Sender类标记是否更新元数据没有阻塞行为，而KafkaProducer类标记是否更新元数据有阻塞行为？

KafkaProducer类的判断条件第一个是主题没有对应的分区，那么说明这个主题有可能根本不存在，这样就必须更新元数据，看看是否真的不存在，如果真的不存在就是问题，不应该再往后走了，就应该及时抛出异常。

KafkaProducer类的判断条件第二个是指定的leader分区编号大于主题的分区数。如果leader分区编号大于主题的分区数，说明这个分区是新增的分区。这时需要核实元数据中是否真的有这个分区，需要更新元数据来看这个分区是否真的存在。

而对于Sender线程来说，先通过ready()方法拿到不能找到leader分区的主题集合，如果这个集合不为空就标记需要更新元数据。通过drain()方法得到能在元数据缓存中找到leader 分区的消息，最后把这些消息发送出去。也就是说Sender线程会发送有元数据信息的消息，对于存在没有元数据信息的数据会标记更新元数据。

发送更新元数据请求

NetworkClient类的Poll()方法：

public List<ClientResponse> poll(long timeout, long now) {
    ensureActive();
    if (!abortedSends.isEmpty()) {
        List<ClientResponse> responses = new ArrayList<>();
        handleAbortedSends(responses);
        completeResponses(responses);
        return responses;
    }

    //1.尝试更新元数据，创建元数据请求。
    long metadataTimeout = metadataUpdater.maybeUpdate(now);
    try {
    
        //2.更新元数据请求执行IO操作
        this.selector.poll(Utils.min(timeout, metadataTimeout, defaultRequestTimeoutMs));
    } catch (IOException e) {
        log.error("Unexpected error during I/O", e);
    }
复制代码

NetworkClient类里的内部类DefaultMetadataUpdater的方法maybeUpdate(long now)

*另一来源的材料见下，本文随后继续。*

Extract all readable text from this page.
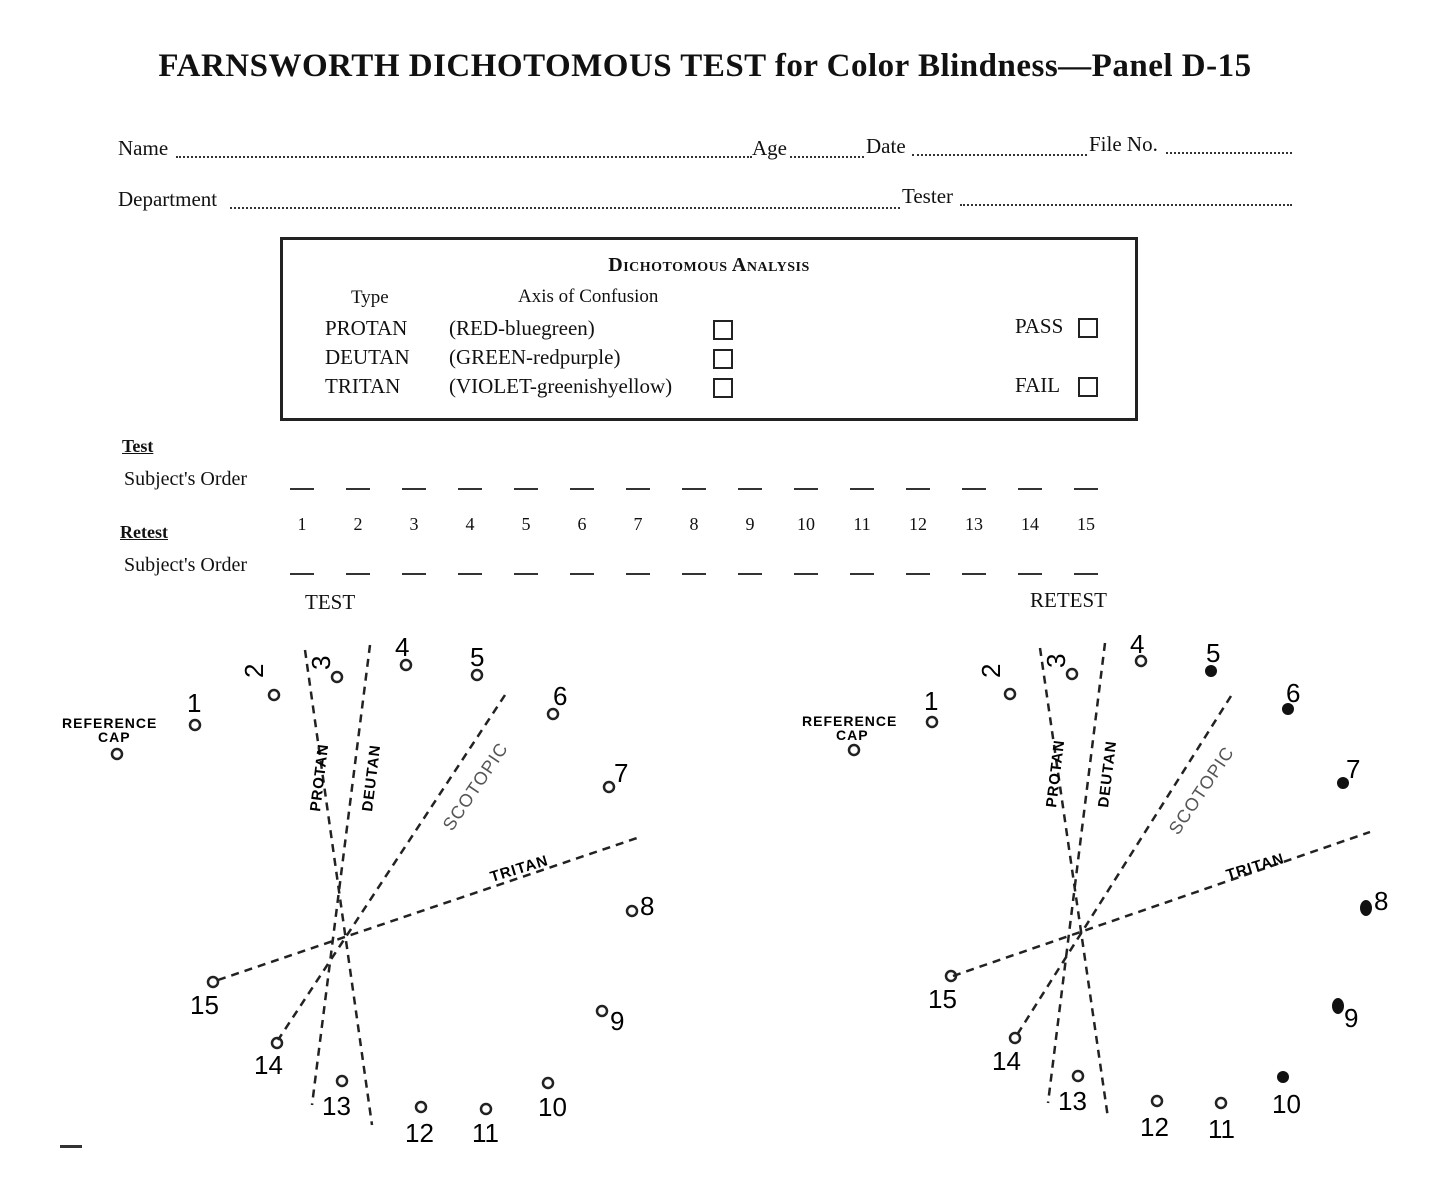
FARNSWORTH DICHOTOMOUS TEST for Color Blindness—Panel D-15
Name	Age	Date	File No.
Department	Tester
Dichotomous Analysis
Type	Axis of Confusion
PROTAN (RED-bluegreen)
DEUTAN (GREEN-redpurple)
TRITAN (VIOLET-greenishyellow)
PASS
FAIL
Test
Subject's Order
1	2	3	4	5	6	7	8	9	10	11	12	13	14	15
Retest
Subject's Order
TEST	RETEST
PROTAN DEUTAN	SCOTOPIC
TRITAN
REFERENCE
CAP
1
2
3
4 5
6
7
8
9
10
11
12
13
14
15
PROTAN DEUTAN SCOTOPIC
TRITAN
REFERENCE
CAP
1
2
3
4 5
6
7
8
9
10
11
12
13
14
15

public long maybeUpdate(long now) {

    // 1.更新时间是否到了
    long timeToNextMetadataUpdate = metadata.timeToNextUpdate(now);

    // 2.检测是否已经发送了MetadataRequest请求但还没收到
    long waitForMetadataFetch = hasFetchInProgress() ? defaultRequestTimeoutMs : 0;

    long metadataTimeout = Math.max(timeToNextMetadataUpdate, waitForMetadataFetch);
    if (metadataTimeout > 0) {
        return metadataTimeout;
    }


    //找到最小负载的node。
    Node node = leastLoadedNode(now);

    //没有node就重试
    if (node == null) {
        log.debug("Give up sending metadata request since no node is available");
        return reconnectBackoffMs;
    }

    return maybeUpdate(now, node);
}
复制代码

判断是否到了更新时间：

public synchronized long timeToNextUpdate(long nowMs) {
    long timeToExpire = updateRequested() ? 0 : Math.max(this.lastSuccessfulRefreshMs + this.metadataExpireMs - nowMs, 0);
    return Math.max(timeToExpire, timeToAllowUpdate(nowMs));
}
复制代码

NetworkClient类里的内部类DefaultMetadataUpdater的方法maybeUpdate(long now, Node node)

这个方法是最终发送请求更新元数据请求的方法

private long maybeUpdate(long now, Node node) {
    String nodeConnectionId = node.idString();

    // 1.判断是否能够向这个node发送请求
    if (canSendRequest(nodeConnectionId, now)) {

        //1.1 构建元数据请求
        Metadata.MetadataRequestAndVersion requestAndVersion = metadata.newMetadataRequestAndVersion(now);
        MetadataRequest.Builder metadataRequest = requestAndVersion.requestBuilder;
        log.debug("Sending metadata request {} to node {}", metadataRequest, node);

        //1.2 向指定节点发送元数据请求
        sendInternalMetadataRequest(metadataRequest, nodeConnectionId, now);
        inProgress = new InProgressData(requestAndVersion.requestVersion, requestAndVersion.isPartialUpdate);
        return defaultRequestTimeoutMs;
    }

    if (isAnyNodeConnecting()) {
        return reconnectBackoffMs;
    }

    //2.判断节点是否能连接上。
    if (connectionStates.canConnect(nodeConnectionId, now)) {
        log.debug("Initialize connection to node {} for sending metadata request", node);
        
        //初始化与node的连接
        initiateConnect(node, now);
        return reconnectBackoffMs;
    }
    return Long.MAX_VALUE;
}
复制代码

处理更新元数据的响应

NetworkClient类里的内部类DefaultMetadataUpdater的方法handleSuccessfulResponse()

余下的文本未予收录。